I tried to talk to the woman running the group, and she became very condescending and controlling. I sort of lunged towards her and ran out of the room. I walked across the street and due to my movement disorder I couldn’t stop walking until I hit a fence.

I came back in with my staff person. And I tried to apologize to the woman for running out. And she started screaming over the top of my communication device. I was so overloaded that the only words I caught, over and over, were “YOU HAVE TO UNDERSTAND YOU HAVE TO UNDERSTAND YOU HAVE TO UNDERSTAND YOU HAVE TO UNDERSTAND!!!"  My staff person tried to reason with her but there was no reasoning.

My staff and I both got in serious trouble. That woman made sure the agency wrote me up for all sorts of things that didn’t even make sense.

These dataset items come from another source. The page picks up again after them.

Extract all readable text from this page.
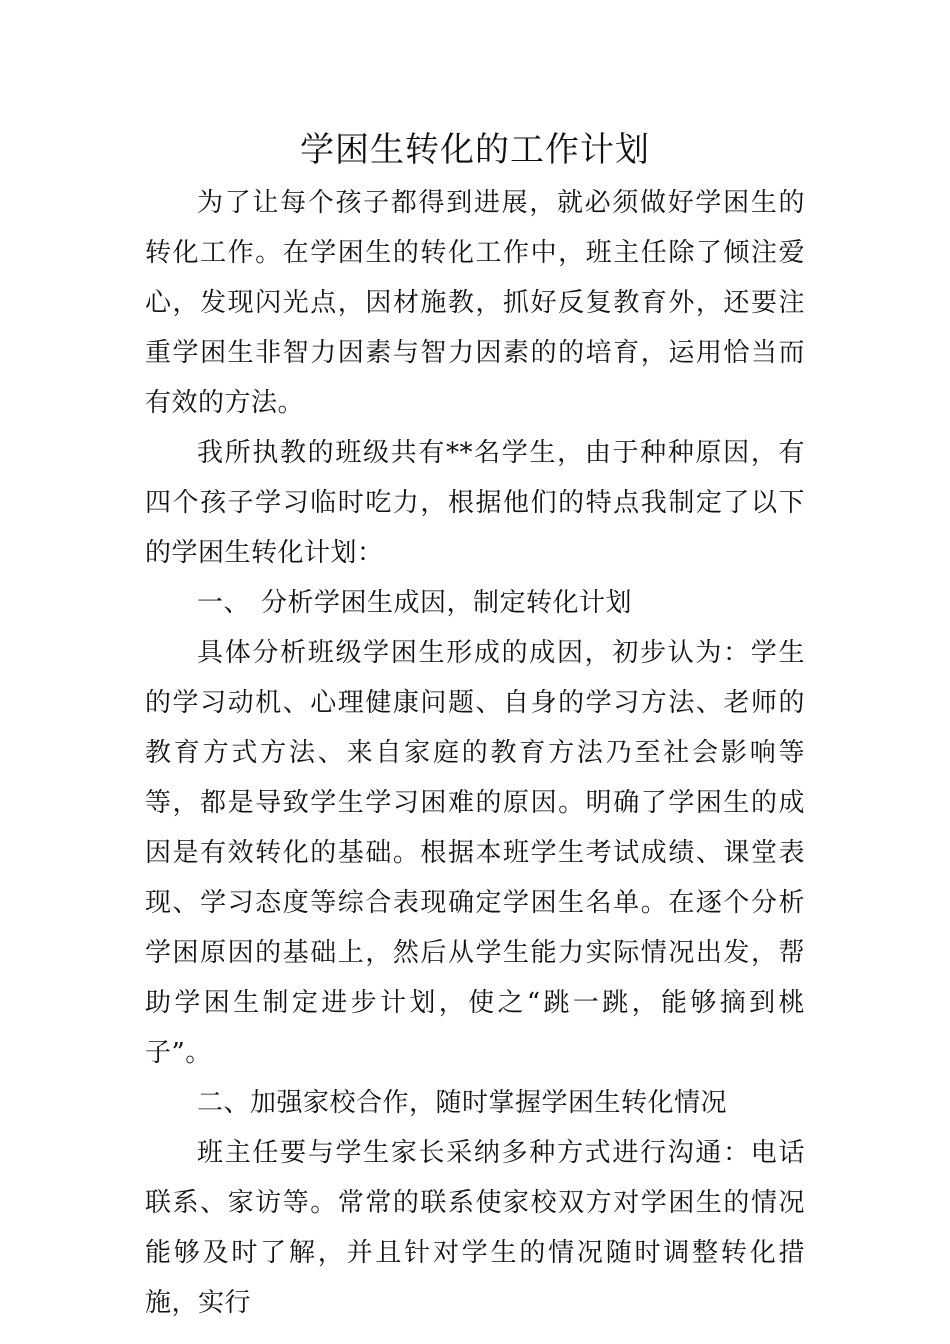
学困生转化的工作计划

为了让每个孩子都得到进展，就必须做好学困生的转化工作。在学困生的转化工作中，班主任除了倾注爱心，发现闪光点，因材施教，抓好反复教育外，还要注重学困生非智力因素与智力因素的的培育，运用恰当而有效的方法。

我所执教的班级共有**名学生，由于种种原因，有四个孩子学习临时吃力，根据他们的特点我制定了以下的学困生转化计划：

一、 分析学困生成因，制定转化计划

具体分析班级学困生形成的成因，初步认为：学生的学习动机、心理健康问题、自身的学习方法、老师的教育方式方法、来自家庭的教育方法乃至社会影响等等，都是导致学生学习困难的原因。明确了学困生的成因是有效转化的基础。根据本班学生考试成绩、课堂表现、学习态度等综合表现确定学困生名单。在逐个分析学困原因的基础上，然后从学生能力实际情况出发，帮助学困生制定进步计划，使之“跳一跳，能够摘到桃子”。

二、加强家校合作，随时掌握学困生转化情况

班主任要与学生家长采纳多种方式进行沟通：电话联系、家访等。常常的联系使家校双方对学困生的情况能够及时了解，并且针对学生的情况随时调整转化措施，实行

She claimed that I punched her really hard on her upper arm. There were witnesses. All I did was my hand came near her sleeve – at the wrist – as I ran out of the room. I didn’t touch her and I sure as hell didn’t punch her or even swing at her. Everyone who saw it agreed. But she didn’t like me criticizing her, and she had a lot of power in the agency,  so she tried to have me written up for assault.

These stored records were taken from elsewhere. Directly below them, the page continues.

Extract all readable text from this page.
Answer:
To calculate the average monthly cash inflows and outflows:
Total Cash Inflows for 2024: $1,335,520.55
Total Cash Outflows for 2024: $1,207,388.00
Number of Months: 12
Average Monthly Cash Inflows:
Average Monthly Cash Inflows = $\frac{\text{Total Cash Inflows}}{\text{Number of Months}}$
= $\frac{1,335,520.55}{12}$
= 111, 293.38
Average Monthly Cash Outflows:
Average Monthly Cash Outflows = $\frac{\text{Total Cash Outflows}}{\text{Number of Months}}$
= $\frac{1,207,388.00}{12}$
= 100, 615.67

But the rest was even more ludicrous. I "went AWOL”. And I was “trespassing”. I am an adult. I am allowed to leave any building I want to leave, at any time. I am not required to get anyone’s permission. Also, in California, walking into sometimes driveway until you hit the fence is not trespassing, and it’s especially not trespassing when it’s caused by a movement disorder. So it’s impossible for me to be AWOL, absent without leave. And I wasn’t trespassing. And I never hit her or even touched her, let alone punched her really hard on the upper arm. The lack of any mark or bruise should’ve been a major clue. So should the fact that she reported me to the agency, not the cops. All three of these accusations were her revenge, as a powerful staff person, against me for speaking out about how she used power. It happens in the worst parts of the DD system constantly. It’s a way of keeping us under control, and a kind of slander.

Meanwhile, for standing up for me when I was being screamed at, my staff person was labeled a “dangerous, renegade staff”. And she got a lecture from the higher ups at the agency as well. We both had to go in and get talked to by someone in the agency about our “bad behavior”. So staff who stick up for us get in trouble too.

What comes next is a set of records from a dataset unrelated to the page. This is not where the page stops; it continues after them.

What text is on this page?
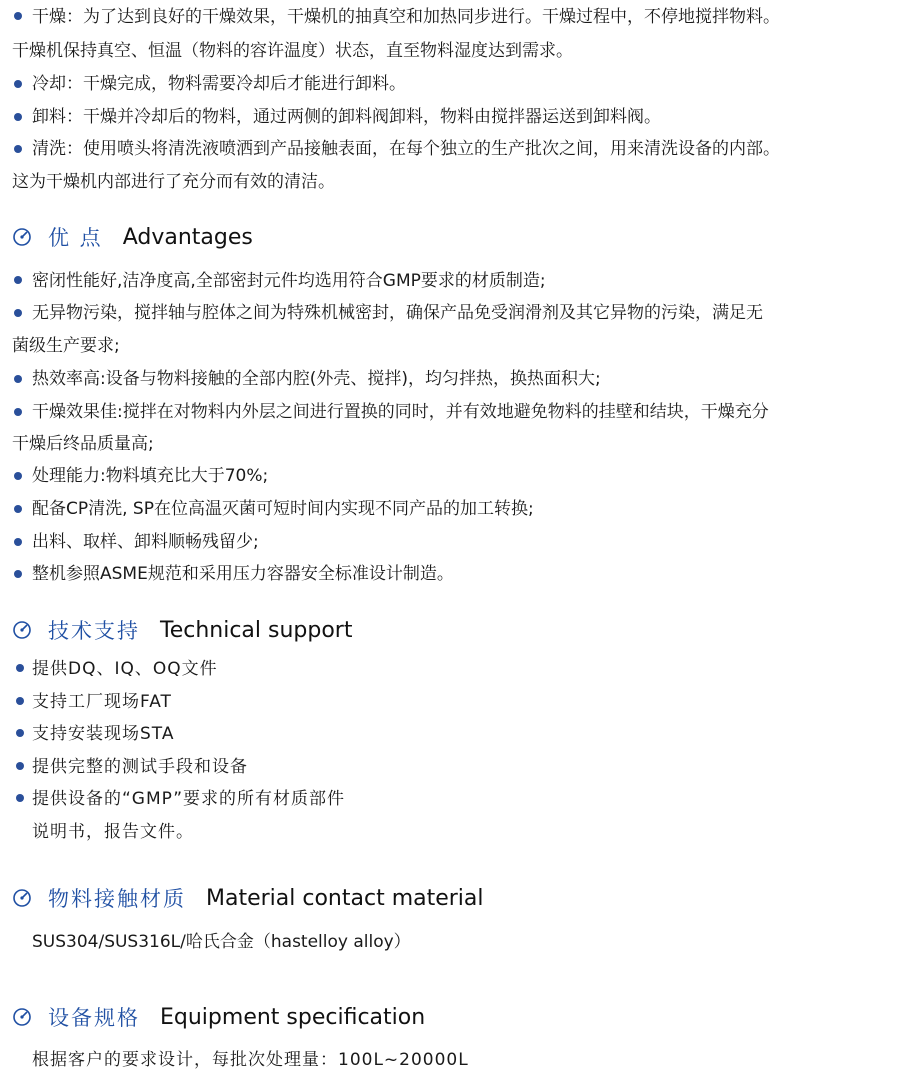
干燥：为了达到良好的干燥效果，干燥机的抽真空和加热同步进行。干燥过程中，不停地搅拌物料。
干燥机保持真空、恒温（物料的容许温度）状态，直至物料湿度达到需求。
冷却：干燥完成，物料需要冷却后才能进行卸料。
卸料：干燥并冷却后的物料，通过两侧的卸料阀卸料，物料由搅拌器运送到卸料阀。
清洗：使用喷头将清洗液喷洒到产品接触表面，在每个独立的生产批次之间，用来清洗设备的内部。
这为干燥机内部进行了充分而有效的清洁。
优 点 Advantages
密闭性能好,洁净度高,全部密封元件均选用符合GMP要求的材质制造;
无异物污染，搅拌轴与腔体之间为特殊机械密封，确保产品免受润滑剂及其它异物的污染，满足无
菌级生产要求;
热效率高:设备与物料接触的全部内腔(外壳、搅拌)，均匀拌热，换热面积大;
干燥效果佳:搅拌在对物料内外层之间进行置换的同时，并有效地避免物料的挂壁和结块，干燥充分
干燥后终品质量高;
处理能力:物料填充比大于70%;
配备CP清洗, SP在位高温灭菌可短时间内实现不同产品的加工转换;
出料、取样、卸料顺畅残留少;
整机参照ASME规范和采用压力容器安全标准设计制造。
技术支持 Technical support
提供DQ、IQ、OQ文件
支持工厂现场FAT
支持安装现场STA
提供完整的测试手段和设备
提供设备的“GMP”要求的所有材质部件
说明书，报告文件。
物料接触材质 Material contact material
SUS304/SUS316L/哈氏合金（hastelloy alloy）
设备规格 Equipment specification
根据客户的要求设计，每批次处理量：100L~20000L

That’s what happens when self advocacy groups get taken over by agencies and institutions. Often self advocacy just gets turned into a word for a recreation group (recreation and self advocacy should never be mixed, even if it’s the same people involved in both), or the “group facilitator” takes over the agenda. And anyone who speaks out gets written up for bad behavior. But fortunately a huge amount of the community is not like that at all.

I wrote the following after attending that group:

http://archive.autistics.org/library/understand.html

But anyway. While that’s the really nasty underside of the DD community. The part that’s run by staff, not by us. The rest of it can be some of the most amazing communities I’ve ever been a part of. (And yes, that includes many, many people who want to use person first language. They are not brainwashed. They are not stupid or out of touch. They are not doing it for the same reasons as condescending nondisabled people. Please respect their choices.)

I’ve been part of the DD system for pretty much my whole adult life, and a little bit before that. Yet most people would never think of it being part of the disability community.